Unfortunately, many of the elite schools attract and produce students that are just what you’d expect, elitist. William Deresiewicz, American essayist and literary critic, writes of his own experience of discovering that his elite schooling didn’t provide him the best education. In his article, “The Disadvantages of an Elite Education” he explains:
“As two dozen years at Yale and Columbia have shown me, elite colleges relentlessly encourage their students to flatter themselves for being there, and for what being there can do for them…My education taught me to believe that people who didn’t go to an Ivy League or equivalent school weren’t worth talking to, regardless of their class. I was given the unmistakable message that such people were beneath me.”
Choose a school where the students are striving to improve not only themselves, but the world around them.
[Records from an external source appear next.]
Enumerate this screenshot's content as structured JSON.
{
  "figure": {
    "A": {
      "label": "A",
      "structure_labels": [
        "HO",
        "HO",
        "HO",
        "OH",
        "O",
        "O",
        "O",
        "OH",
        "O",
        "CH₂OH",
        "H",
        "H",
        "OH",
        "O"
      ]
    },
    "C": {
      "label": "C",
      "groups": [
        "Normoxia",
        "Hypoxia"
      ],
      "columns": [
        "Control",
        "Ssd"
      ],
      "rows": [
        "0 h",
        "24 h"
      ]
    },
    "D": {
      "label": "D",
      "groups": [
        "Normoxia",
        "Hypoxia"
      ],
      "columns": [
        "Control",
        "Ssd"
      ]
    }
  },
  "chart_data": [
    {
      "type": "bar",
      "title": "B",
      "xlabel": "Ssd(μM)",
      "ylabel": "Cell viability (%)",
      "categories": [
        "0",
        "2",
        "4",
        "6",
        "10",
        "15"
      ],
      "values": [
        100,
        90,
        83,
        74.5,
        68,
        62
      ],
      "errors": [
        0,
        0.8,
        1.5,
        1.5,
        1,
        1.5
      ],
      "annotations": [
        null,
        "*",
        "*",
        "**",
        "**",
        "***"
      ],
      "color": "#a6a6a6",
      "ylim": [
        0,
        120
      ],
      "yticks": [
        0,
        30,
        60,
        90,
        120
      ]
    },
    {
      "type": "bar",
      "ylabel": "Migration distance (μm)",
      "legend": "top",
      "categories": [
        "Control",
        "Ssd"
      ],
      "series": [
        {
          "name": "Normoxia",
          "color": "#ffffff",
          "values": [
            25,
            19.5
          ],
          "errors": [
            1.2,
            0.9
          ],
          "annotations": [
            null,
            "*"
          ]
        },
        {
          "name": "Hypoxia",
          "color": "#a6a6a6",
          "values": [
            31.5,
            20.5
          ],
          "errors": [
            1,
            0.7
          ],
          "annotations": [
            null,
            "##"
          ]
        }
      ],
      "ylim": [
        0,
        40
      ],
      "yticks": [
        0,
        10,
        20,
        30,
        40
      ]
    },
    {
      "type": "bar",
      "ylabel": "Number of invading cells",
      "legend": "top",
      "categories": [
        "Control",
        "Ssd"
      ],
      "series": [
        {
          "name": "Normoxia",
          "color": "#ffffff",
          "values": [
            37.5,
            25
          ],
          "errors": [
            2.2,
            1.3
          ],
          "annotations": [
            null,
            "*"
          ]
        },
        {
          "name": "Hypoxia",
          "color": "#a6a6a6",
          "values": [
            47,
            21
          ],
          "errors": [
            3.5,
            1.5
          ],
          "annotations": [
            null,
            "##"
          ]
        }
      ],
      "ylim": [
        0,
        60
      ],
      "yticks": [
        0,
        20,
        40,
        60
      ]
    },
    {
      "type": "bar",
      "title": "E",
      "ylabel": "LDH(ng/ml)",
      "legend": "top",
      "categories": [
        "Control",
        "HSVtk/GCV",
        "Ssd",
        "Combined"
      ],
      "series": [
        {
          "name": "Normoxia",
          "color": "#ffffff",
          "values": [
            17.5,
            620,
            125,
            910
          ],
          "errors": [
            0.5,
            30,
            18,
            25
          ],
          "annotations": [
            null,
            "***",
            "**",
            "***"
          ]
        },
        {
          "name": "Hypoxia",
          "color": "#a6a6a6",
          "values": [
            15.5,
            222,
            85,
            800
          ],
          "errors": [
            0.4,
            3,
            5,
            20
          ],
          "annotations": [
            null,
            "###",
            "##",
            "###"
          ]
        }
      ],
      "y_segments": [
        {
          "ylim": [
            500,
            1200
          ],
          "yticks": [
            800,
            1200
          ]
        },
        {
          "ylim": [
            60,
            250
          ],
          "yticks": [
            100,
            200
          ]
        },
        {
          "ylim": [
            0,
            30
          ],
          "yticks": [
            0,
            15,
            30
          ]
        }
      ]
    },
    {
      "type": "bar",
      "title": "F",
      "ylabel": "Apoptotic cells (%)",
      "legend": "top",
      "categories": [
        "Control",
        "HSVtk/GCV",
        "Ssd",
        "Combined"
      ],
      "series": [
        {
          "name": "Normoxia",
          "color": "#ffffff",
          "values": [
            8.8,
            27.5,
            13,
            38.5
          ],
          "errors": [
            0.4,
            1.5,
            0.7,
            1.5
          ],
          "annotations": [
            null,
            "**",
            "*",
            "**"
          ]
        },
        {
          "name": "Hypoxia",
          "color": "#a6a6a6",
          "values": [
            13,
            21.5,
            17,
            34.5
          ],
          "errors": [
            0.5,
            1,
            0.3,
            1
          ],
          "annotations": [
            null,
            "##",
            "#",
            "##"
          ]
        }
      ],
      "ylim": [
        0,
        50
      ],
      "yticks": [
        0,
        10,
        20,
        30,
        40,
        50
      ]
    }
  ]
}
Look for schools with students that value social justice, diversity (of all kinds), and making connections. Students that can encourage and motivate you to better yourself will ultimately provide you with the best learning and social experience necessary for life after college.
None of this may be new to you but it’s important to really take a hard look at what you want since you will be spending at least four years of your life in that place. Recent trends have shown scary statistics of mental health within the teen and late-teen population. William Deresiewicz, in his essay “Ivy League Schools Are Overrated Send Your Kids Elsewhere,” writes:
“Look beneath the façade of seamless well-adjustment, and what you often find are toxic levels of fear, anxiety, and depression, of emptiness and aimlessness and isolation. A large-scale survey of college freshmen recently found that self-reports of emotional well-being have fallen to their lowest level in the study’s 25-year history.”
There is obviously a huge disconnect with how we choose our colleges and the actual experience of higher education. Is college about how other people will view us or how we can grow as scholars and people? Maybe it’s time to reconsider what a good college really is.
Mr. Mulligan recently wrote an article about some of these issues titled, “The Three Most Important Things You Can Ask Your Teenager.”
I sat down with him to hear a little bit more of his opinions and left with this wonderful piece of advice.
“I would hope that our kids and their parents would be willing to just do their homework about what great teaching looks like at colleges. I think that you can go to a well-known school and not get a good enough education as you could at the other colleges. For example, smaller liberal arts colleges probably have some of the best teaching in the country. So be open minded.”